The government can and should intervene when it is needed for “the effective safeguarding of the rights of all citizens and for the peaceful settlement of conflicts of rights, also by the need for an adequate care of genuine public peace, which comes about when men live together in good order and in true justice, and finally by the need for a proper guardianship of public morality” (Dignitatis Humanae, 7).

(Vatican Council II. Dignitatis Humanae, 7)

What makes social media different from other means of communication?

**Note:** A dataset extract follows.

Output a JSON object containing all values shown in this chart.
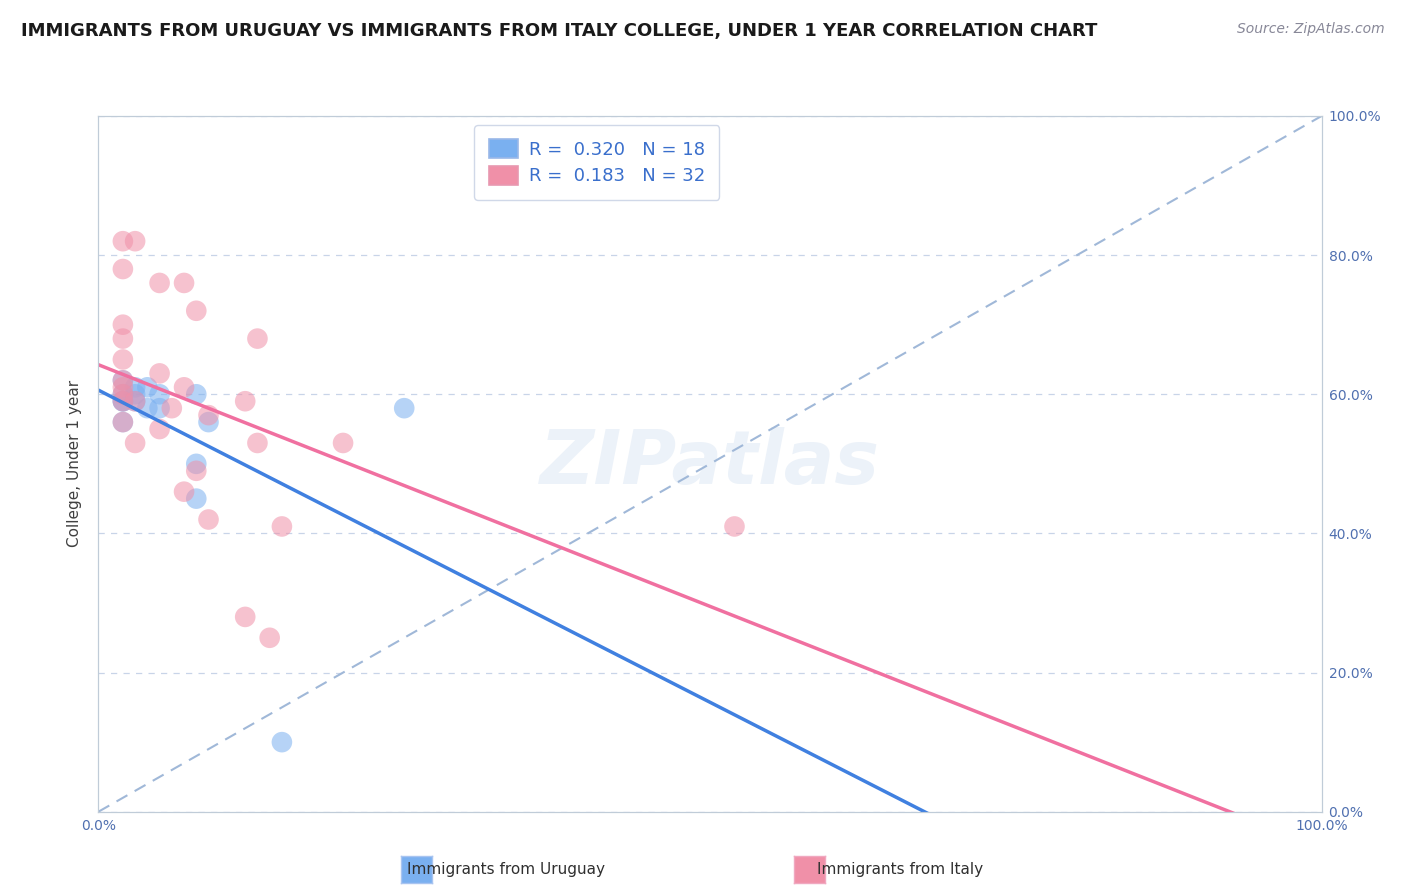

Social media distinguishes itself from “old” media in that its audience is more active, intervening in the communication process. Users are also content producers themselves, rather than mere consumers. Social media platforms have opened up an entire world, allowing us to share our lives, knowledge, joys, and sorrows with other people. On the other, hand, with social media, the boundaries between what is public and private become less defined, and the multitude of “connections” can be confused with and replace authentic relationships.

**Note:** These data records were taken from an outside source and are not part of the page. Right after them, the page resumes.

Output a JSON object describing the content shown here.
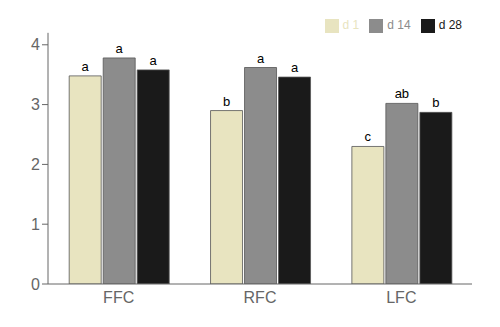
{
  "chart_data": {
    "type": "bar",
    "categories": [
      "FFC",
      "RFC",
      "LFC"
    ],
    "series": [
      {
        "name": "d 1",
        "color": "#e8e4c0",
        "values": [
          3.48,
          2.9,
          2.3
        ],
        "annotations": [
          "a",
          "b",
          "c"
        ]
      },
      {
        "name": "d 14",
        "color": "#8c8c8c",
        "values": [
          3.78,
          3.62,
          3.02
        ],
        "annotations": [
          "a",
          "a",
          "ab"
        ]
      },
      {
        "name": "d 28",
        "color": "#1a1a1a",
        "values": [
          3.58,
          3.46,
          2.87
        ],
        "annotations": [
          "a",
          "a",
          "b"
        ]
      }
    ],
    "ylim": [
      0,
      4.2
    ],
    "yticks": [
      0,
      1,
      2,
      3,
      4
    ],
    "grid": false,
    "legend": "upper right"
  }
}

What are some of the challenges posed by social media and other new technologies?

Social media and other new technologies pose new challenges to human culture inasmuch as they are shaping personal relations and changing family and social relationships: “Today the modern media, which are an essential part of life for young people in particular, can be both a help and a hindrance to communication in and between families. The media can be a hindrance if they become a way to avoid listening to others, to evade physical contact, to fill up every moment of silence and rest, so that we forget that ‘silence is an integral element of communication; in its absence, words rich in content cannot exist’ (Benedict XVI, Message for the 2012 World Communications Day). The media can help communication when they enable people to share their stories, to stay in contact with distant friends, to thank others or to seek their forgiveness, and to open the door to new encounters. By growing daily in our awareness of the vital importance of encountering others, (…) we will employ technology wisely, rather than letting ourselves be dominated by it. Here too, parents are the primary educators, but they cannot be left to their own devices. The Christian community is called to help them in teaching children how to live in a media environment in a way consonant with the dignity of the human person and service of the common good” (Pope Francis, Message for the 2015 World Communications Day).